Most importantly, Banerjee expects his company to undercut 10X on cost. “I’ve already heard from many customers who are evaluating 10X’s technology that $500 a sample is just not economically feasible for them to be able to deploy commercially,” he says, citing 10X’s quoted price. “You can do a whole exome today for roughly $300 to $400 a sample, with the exome capture being about $50. So if it now costs $500 to haplotype and phase that exome, who’s going to do that?”
The economic argument only goes so far: low-cost whole exomes and genomes are primarily a hallmark of Illumina, which is a major reason short-read sequencing is dominant. Even with an efficient barcoding system, de novo assembly will remain something of a luxury in genomics for some time to come. The partnership between RainDance and PacBio is non-exclusive, however, and Banerjee anticipates that more collaborations are in the cards. (It’s worth noting that there is no formal relationship between 10X Genomics and Illumina; 10X simply designed GemCode as an add-on service for the huge market of Illumina users.)
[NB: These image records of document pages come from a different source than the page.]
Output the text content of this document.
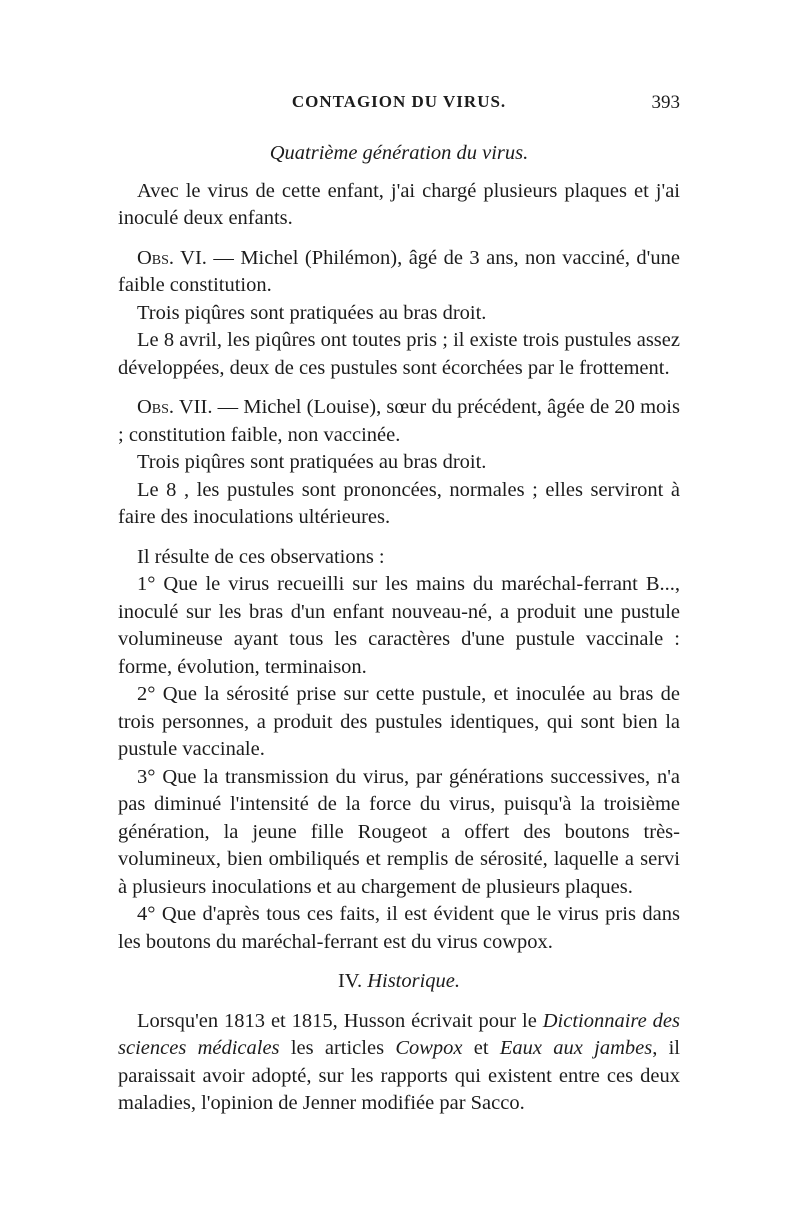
CONTAGION DU VIRUS.	393

Quatrième génération du virus.

Avec le virus de cette enfant, j'ai chargé plusieurs plaques et j'ai inoculé deux enfants.

Obs. VI. — Michel (Philémon), âgé de 3 ans, non vacciné, d'une faible constitution.

Trois piqûres sont pratiquées au bras droit.

Le 8 avril, les piqûres ont toutes pris ; il existe trois pustules assez développées, deux de ces pustules sont écorchées par le frottement.

Obs. VII. — Michel (Louise), sœur du précédent, âgée de 20 mois ; constitution faible, non vaccinée.

Trois piqûres sont pratiquées au bras droit.

Le 8 , les pustules sont prononcées, normales ; elles serviront à faire des inoculations ultérieures.

Il résulte de ces observations :

1° Que le virus recueilli sur les mains du maréchal-ferrant B..., inoculé sur les bras d'un enfant nouveau-né, a produit une pustule volumineuse ayant tous les caractères d'une pustule vaccinale : forme, évolution, terminaison.

2° Que la sérosité prise sur cette pustule, et inoculée au bras de trois personnes, a produit des pustules identiques, qui sont bien la pustule vaccinale.

3° Que la transmission du virus, par générations successives, n'a pas diminué l'intensité de la force du virus, puisqu'à la troisième génération, la jeune fille Rougeot a offert des boutons très-volumineux, bien ombiliqués et remplis de sérosité, laquelle a servi à plusieurs inoculations et au chargement de plusieurs plaques.

4° Que d'après tous ces faits, il est évident que le virus pris dans les boutons du maréchal-ferrant est du virus cowpox.

IV. Historique.

Lorsqu'en 1813 et 1815, Husson écrivait pour le Dictionnaire des sciences médicales les articles Cowpox et Eaux aux jambes, il paraissait avoir adopté, sur les rapports qui existent entre ces deux maladies, l'opinion de Jenner modifiée par Sacco.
In the meantime, there are a number of genomics labs that might be willing to pay a premium for a higher quality of assembly with barcoded long reads. Production-scale centers like Human Longevity, Inc., and the Broad Institute of MIT and Harvard use RS II sequencers to support their higher-throughput batteries of Illumina instruments, and are increasingly interested in the large structural variants that short reads can’t resolve. The RainDance instruments also promise to capture useful amounts of DNA from very small samples, which could be useful in applications like sequencing tumor or pathogen DNA from whole blood.
“We’re really excited about translational applications,” says Banerjee, but notes that both PacBio and RainDance instruments are currently sold for research use only. In the short term, the partners expect to see most of their uptake in basic research, from health-related fields like oncology to far-flung areas like agricultural genomics. Banerjee suggests one exception might be HLA typing for organ and tissue transplants, which has lower regulatory barriers than diagnostic testing and badly needs long-range information to resolve the complex structure of the human genome’s immune-related complexes.
Korlach agrees that this technology will be primarily used for research, at least at the outset, although he also points out that PacBio recently completed its second development milestone in a partnership with Roche aimed at developing mass market diagnostics.
Like Banerjee, Korlach is confident that the partnership will deliver the best long-range sequencing information available, maintaining PacBio’s position as the go-to technology for assembling whole genomes. “To us, it’s quite clear, and the data is also in the scientific literature that shows there are quite a lot of limitations to trying to do this with short reads.”